Le collectif d’Aide aux Victimes d’Influenceurs (AVI) a déposé ses premières plaintes pour « escroquerie en bande organisée » au parquet de Paris en janvier 2023 : plus de 80 plaignants ciblant des figures de la télé-réalité française qui avaient vendu du rêve NFT à leurs millions d’abonnés. Le préjudice global des escroqueries financières en France dépasse, selon le Parquet de Paris, 500 millions d’euros par an. Trois ans après l’effondrement du marché NFT, que sont réellement devenus ces influenceurs ?
Au programme
- Animoon : 6,3 M$ collectés, 5 000 investisseurs lésés, enquête judiciaire toujours en cours (AVI, 2023)
- Télé-réalité et Dubaï : le duo Marc et Nadé Blata, JLC Family, Julien Tanti dans le viseur de la DGCCRF
- Loi du 9 juin 2023 : ce que la France a changé - et ce qu’elle n’a pas changé - pour les victimes
Qu’était vraiment Animoon, la plus grosse arnaque NFT française ?
Le projet Animoon - inspiré de l’univers Pokémon - a collecté 6,3 millions de dollars auprès de près de 5 000 investisseurs en 2022, selon le collectif AVI. Les promesses étaient extravagantes : un salaire mensuel de 2 500 dollars à vie, des voyages au Japon, des vêtements de luxe, des cartes Pokémon, un « projet Netflix top secret ». Cinq mois après la fin de la vente des NFT, aucun investisseur n’avait touché quoi que ce soit.

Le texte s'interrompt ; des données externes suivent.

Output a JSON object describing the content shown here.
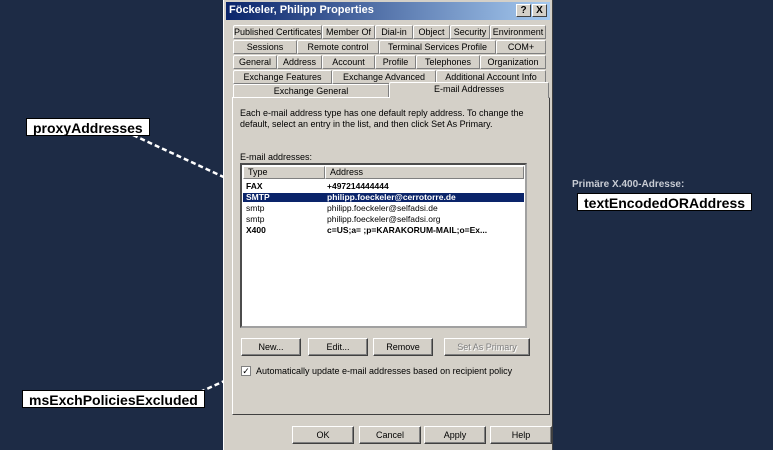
{
  "dialog": {
    "title": "Föckeler, Philipp Properties",
    "help_btn": "?",
    "close_btn": "X",
    "tab_rows": [
      [
        "Published Certificates",
        "Member Of",
        "Dial-in",
        "Object",
        "Security",
        "Environment"
      ],
      [
        "Sessions",
        "Remote control",
        "Terminal Services Profile",
        "COM+"
      ],
      [
        "General",
        "Address",
        "Account",
        "Profile",
        "Telephones",
        "Organization"
      ],
      [
        "Exchange Features",
        "Exchange Advanced",
        "Additional Account Info"
      ],
      [
        "Exchange General",
        "E-mail Addresses"
      ]
    ],
    "selected_tab": "E-mail Addresses",
    "description": "Each e-mail address type has one default reply address. To change the default, select an entry in the list, and then click Set As Primary.",
    "list_label": "E-mail addresses:",
    "columns": [
      "Type",
      "Address"
    ],
    "rows": [
      {
        "type": "FAX",
        "address": "+497214444444",
        "bold": true,
        "selected": false
      },
      {
        "type": "SMTP",
        "address": "philipp.foeckeler@cerrotorre.de",
        "bold": true,
        "selected": true
      },
      {
        "type": "smtp",
        "address": "philipp.foeckeler@selfadsi.de",
        "bold": false,
        "selected": false
      },
      {
        "type": "smtp",
        "address": "philipp.foeckeler@selfadsi.org",
        "bold": false,
        "selected": false
      },
      {
        "type": "X400",
        "address": "c=US;a= ;p=KARAKORUM-MAIL;o=Ex...",
        "bold": true,
        "selected": false
      }
    ],
    "buttons": {
      "new": "New...",
      "edit": "Edit...",
      "remove": "Remove",
      "set_primary": "Set As Primary"
    },
    "checkbox": {
      "checked": true,
      "label": "Automatically update e-mail addresses based on recipient policy"
    },
    "footer": {
      "ok": "OK",
      "cancel": "Cancel",
      "apply": "Apply",
      "help": "Help"
    }
  },
  "annotations": {
    "proxy": "proxyAddresses",
    "policies": "msExchPoliciesExcluded",
    "caption": "Primäre X.400-Adresse:",
    "text_encoded": "textEncodedORAddress"
  },
  "colors": {
    "background": "#1d2b45",
    "dialog": "#d4d0c8",
    "titlebar": "#0a246a",
    "selection": "#0a246a"
  }
}
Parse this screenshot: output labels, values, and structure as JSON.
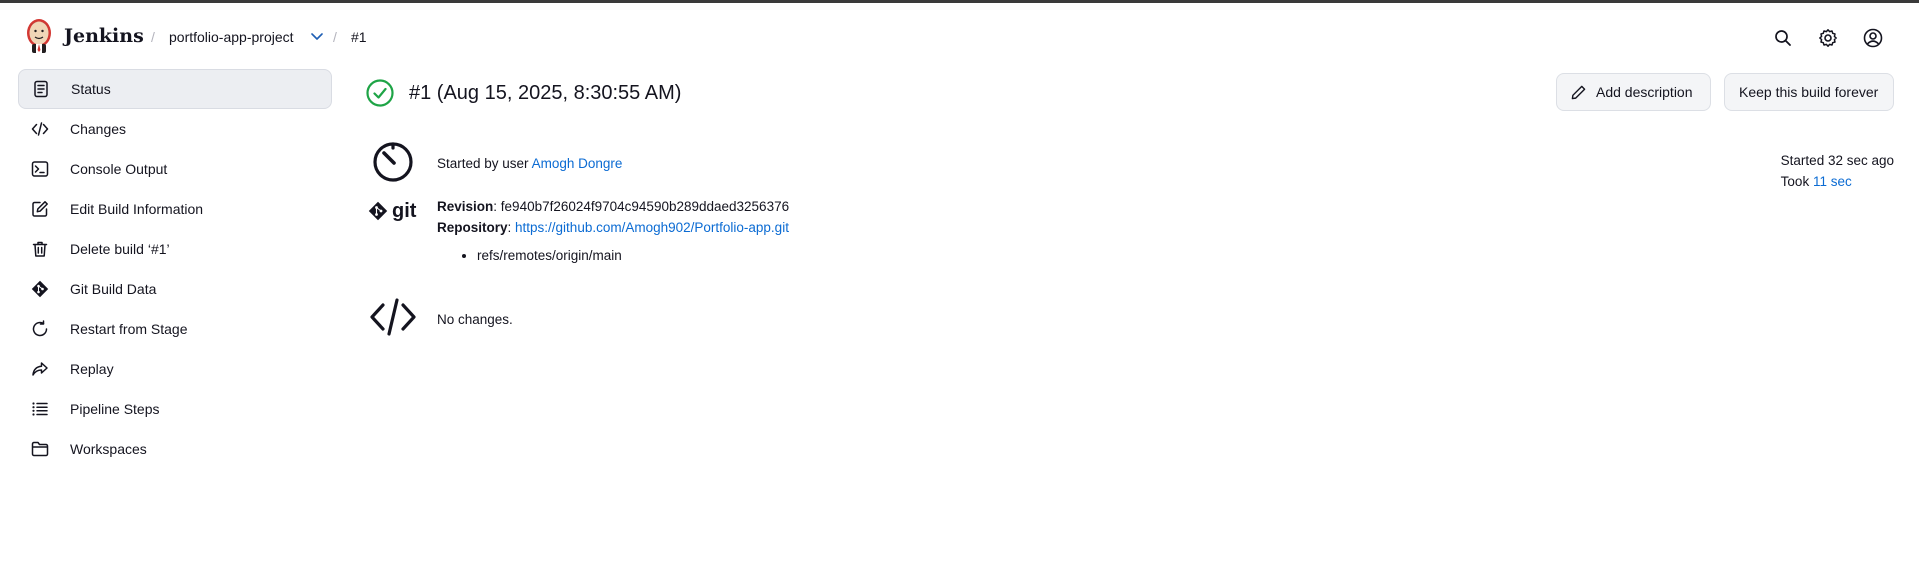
{
  "header": {
    "brand": "Jenkins",
    "breadcrumbs": [
      {
        "label": "portfolio-app-project"
      },
      {
        "label": "#1"
      }
    ],
    "separator": "/"
  },
  "sidebar": {
    "items": [
      {
        "label": "Status",
        "icon": "status-icon",
        "active": true
      },
      {
        "label": "Changes",
        "icon": "code-icon"
      },
      {
        "label": "Console Output",
        "icon": "terminal-icon"
      },
      {
        "label": "Edit Build Information",
        "icon": "edit-icon"
      },
      {
        "label": "Delete build ‘#1’",
        "icon": "trash-icon"
      },
      {
        "label": "Git Build Data",
        "icon": "git-icon"
      },
      {
        "label": "Restart from Stage",
        "icon": "restart-icon"
      },
      {
        "label": "Replay",
        "icon": "replay-icon"
      },
      {
        "label": "Pipeline Steps",
        "icon": "list-icon"
      },
      {
        "label": "Workspaces",
        "icon": "folder-icon"
      }
    ]
  },
  "main": {
    "title": "#1 (Aug 15, 2025, 8:30:55 AM)",
    "status_color": "#1ea446",
    "buttons": {
      "add_description": "Add description",
      "keep_forever": "Keep this build forever"
    },
    "started": {
      "prefix": "Started by user",
      "user": "Amogh Dongre"
    },
    "git": {
      "logo_text": "git",
      "revision_label": "Revision",
      "revision": "fe940b7f26024f9704c94590b289ddaed3256376",
      "repository_label": "Repository",
      "repository": "https://github.com/Amogh902/Portfolio-app.git",
      "branches": [
        "refs/remotes/origin/main"
      ]
    },
    "changes": {
      "text": "No changes."
    },
    "meta": {
      "started": "Started 32 sec ago",
      "took_prefix": "Took",
      "took": "11 sec"
    }
  },
  "colors": {
    "accent": "#0b6bd3",
    "active_bg": "#eceef2"
  }
}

Le mécanisme était classique. Les influenceurs promouvaient la collection sur Instagram, capturaient l’audience vers un groupe Telegram payant de copy-trading, puis disparaissaient avec la caisse. Les créateurs du projet ont quitté la scène publique sans rembourser personne. Le détective on-chain ZachXBT avait documenté dès 2022 les flux de fonds suspects, provoquant les premières alertes. Les victimes françaises ne reverront probablement jamais leur mise.

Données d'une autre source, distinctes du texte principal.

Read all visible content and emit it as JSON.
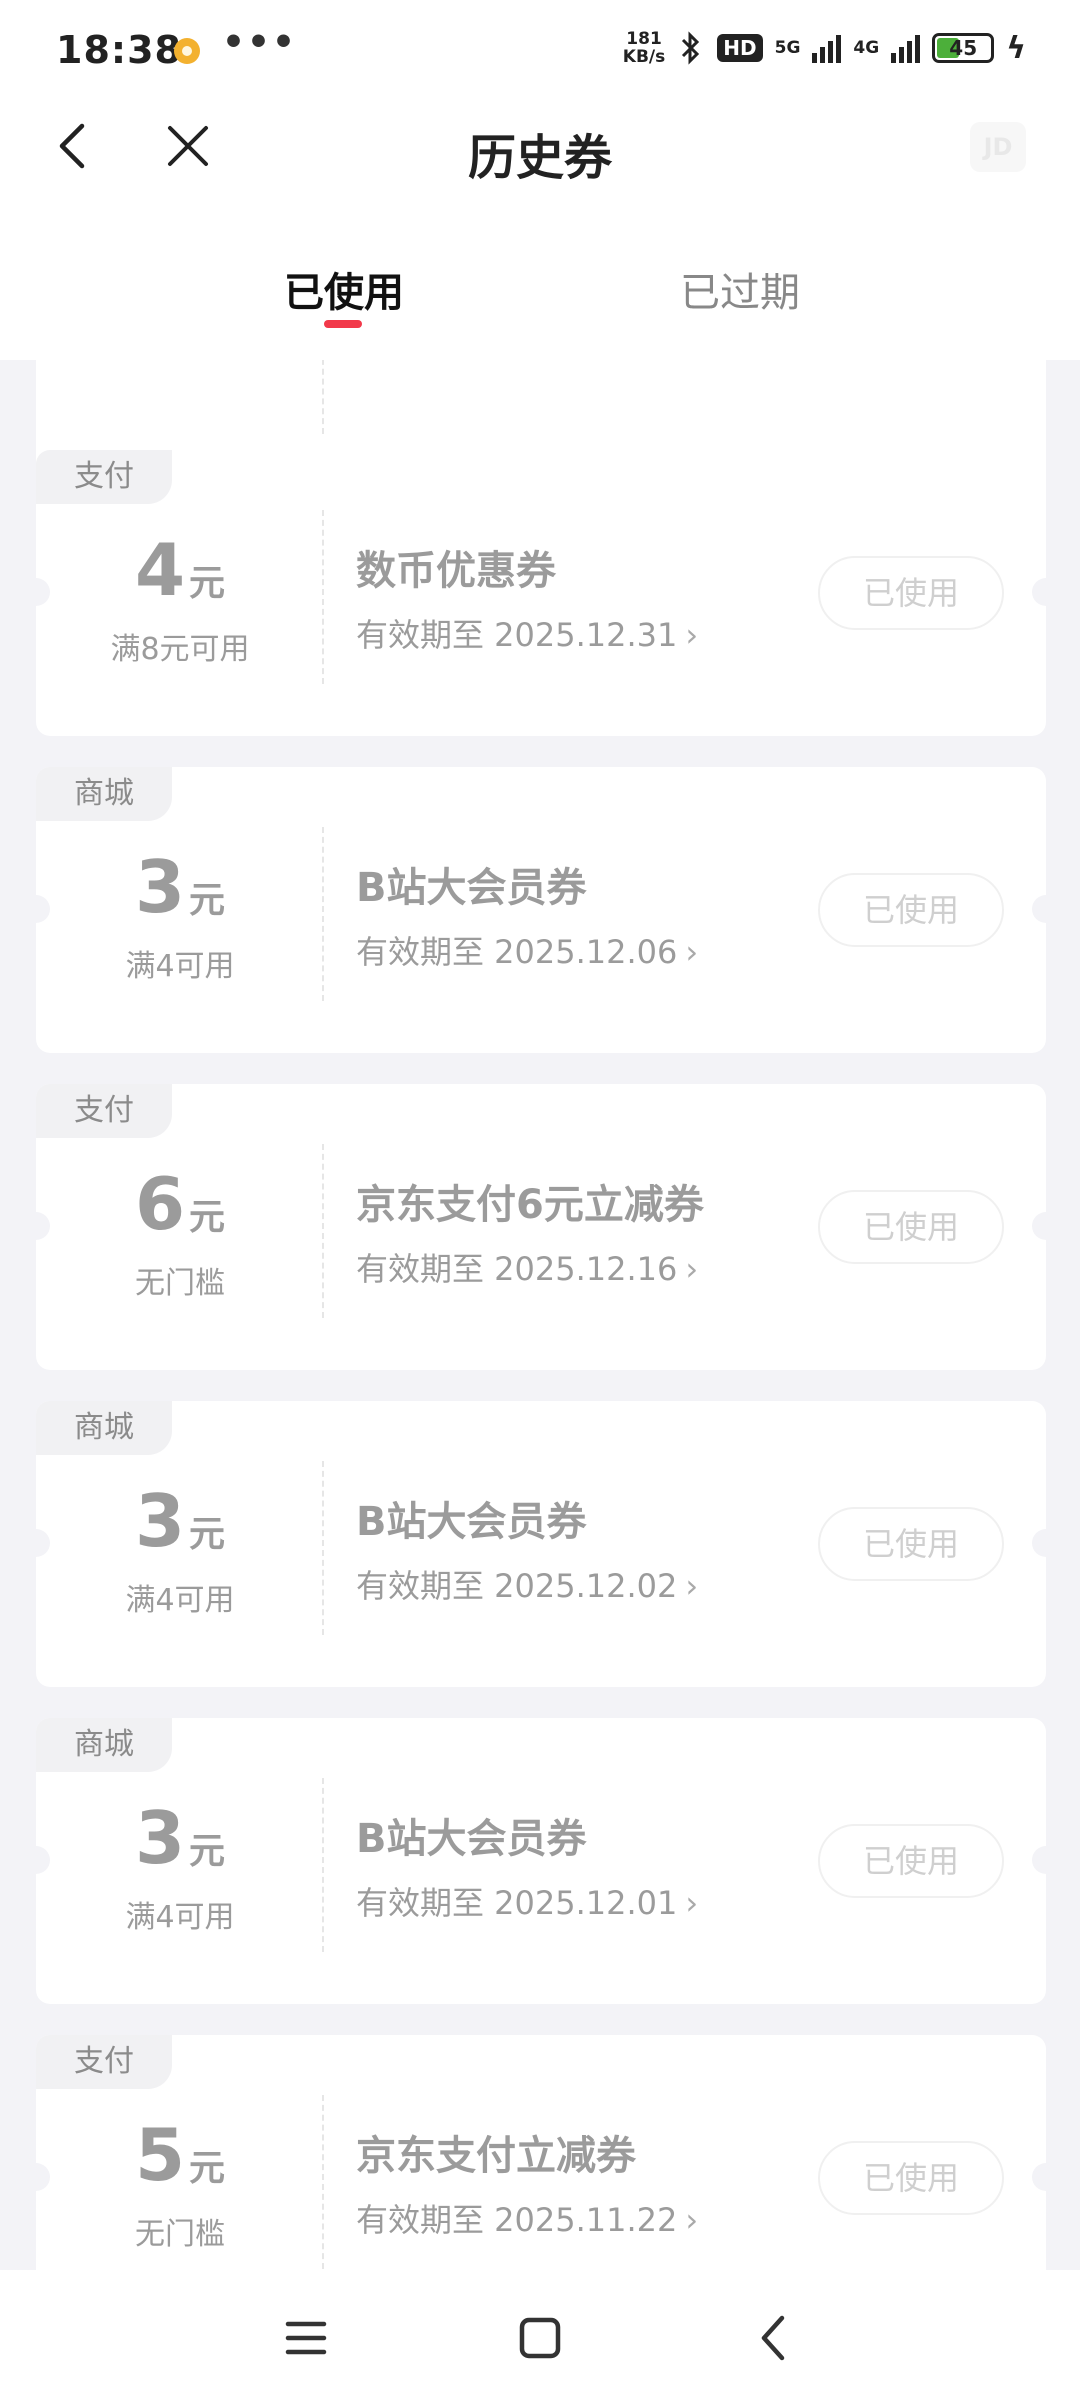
{
  "status_bar": {
    "time": "18:38",
    "more": "•••",
    "speed_top": "181",
    "speed_bottom": "KB/s",
    "hd": "HD",
    "net_5g": "5G",
    "net_4g": "4G",
    "battery": "45"
  },
  "header": {
    "title": "历史券",
    "logo": "JD",
    "tabs": [
      {
        "label": "已使用",
        "active": true
      },
      {
        "label": "已过期",
        "active": false
      }
    ]
  },
  "coupons": [
    {
      "tag": "支付",
      "amount": "4",
      "unit": "元",
      "condition": "满8元可用",
      "name": "数币优惠券",
      "valid": "有效期至 2025.12.31",
      "status": "已使用"
    },
    {
      "tag": "商城",
      "amount": "3",
      "unit": "元",
      "condition": "满4可用",
      "name": "B站大会员券",
      "valid": "有效期至 2025.12.06",
      "status": "已使用"
    },
    {
      "tag": "支付",
      "amount": "6",
      "unit": "元",
      "condition": "无门槛",
      "name": "京东支付6元立减券",
      "valid": "有效期至 2025.12.16",
      "status": "已使用"
    },
    {
      "tag": "商城",
      "amount": "3",
      "unit": "元",
      "condition": "满4可用",
      "name": "B站大会员券",
      "valid": "有效期至 2025.12.02",
      "status": "已使用"
    },
    {
      "tag": "商城",
      "amount": "3",
      "unit": "元",
      "condition": "满4可用",
      "name": "B站大会员券",
      "valid": "有效期至 2025.12.01",
      "status": "已使用"
    },
    {
      "tag": "支付",
      "amount": "5",
      "unit": "元",
      "condition": "无门槛",
      "name": "京东支付立减券",
      "valid": "有效期至 2025.11.22",
      "status": "已使用"
    }
  ],
  "colors": {
    "accent": "#f2394a",
    "background": "#f3f3f7",
    "muted_text": "#9b9b9b"
  }
}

Qui sont les influenceurs visés par la justice française ?
Le dossier judiciaire concerne plusieurs figures identifiées. Marc Singainy Tevanin et Nadira Brik Chaouche - connus sous les pseudonymes « Marc et Nadé Blata » -, couple issu de la télé-réalité et expatrié à Dubaï, ont activement promu Animoon auprès de leur audience. Ils sont également mis en cause dans un second dossier de copy-trading : via un groupe Telegram baptisé « Blatagang », Marc Blata aurait orienté ses abonnés vers une application de trading sur le Forex. L’AMF estime que ces produits ont enregistré entre 70 et 80 % de pertes pour les clients.

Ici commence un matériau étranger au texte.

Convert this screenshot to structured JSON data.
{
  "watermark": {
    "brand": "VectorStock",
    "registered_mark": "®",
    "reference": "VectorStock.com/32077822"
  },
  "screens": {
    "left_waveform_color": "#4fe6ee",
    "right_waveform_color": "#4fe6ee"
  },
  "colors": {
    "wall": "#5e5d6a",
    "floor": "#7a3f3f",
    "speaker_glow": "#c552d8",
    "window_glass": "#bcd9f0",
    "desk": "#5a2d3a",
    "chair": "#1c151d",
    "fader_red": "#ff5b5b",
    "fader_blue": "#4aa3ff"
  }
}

Autre figure citée par le collectif AVI : Laurent Correia, alias Laurent Billionnaire, participant à son propre programme de téléréalité « JLC Family » diffusé sur TFX. Le collectif le désigne parmi les protagonistes visés pour escroquerie en bande organisée. Ces procédures restent pendantes devant la justice française ; aucune condamnation définitive n’était prononcée au moment de la rédaction de cette enquête.
Pourquoi Dubaï est-il devenu le refuge préféré de ces influenceurs ?
L’exil aux Émirats arabes unis n’est pas anodin. Dubaï offre une fiscalité quasi nulle sur les revenus des personnes physiques, une faible contrainte réglementaire sur les actifs numériques et, surtout, une coopération judiciaire internationale limitée avec la France sur les affaires financières. De nombreux influenceurs français reconvertis dans la crypto - pas seulement les figures NFT - ont fait ce choix entre 2021 et 2023 pour y installer leur résidence fiscale.
Le sujet a été exploré en détail dans notre analyse des crypto-exilés à Dubaï et Lisbonne. Le problème pour les victimes françaises : si le parquet de Paris peut ouvrir une enquête, l’exécution d’un mandat international contre un ressortissant établi aux Émirats relève d’une procédure longue. Le cabinet d’avocats Ziegler & Associés, qui représente le collectif AVI, le souligne : la victime française peut agir devant les tribunaux de son domicile, mais récupérer des fonds transférés à l’étranger reste un parcours judiciaire de plusieurs années.
Comment la loi de 2023 a-t-elle changé les règles du jeu ?
La loi n° 2023-451 du 9 juin 2023 marque une rupture. Elle interdit aux influenceurs non agréés de promouvoir des investissements en cryptomonnaies ou des services sur actifs numériques, sauf si la plateforme dispose d’un agrément PSAN auprès de l’AMF. Elle impose aussi la mention explicite « Publicité » ou « Collaboration commerciale » sur tout contenu sponsorisé. Une ordonnance du 6 novembre 2024 a précisé ces obligations.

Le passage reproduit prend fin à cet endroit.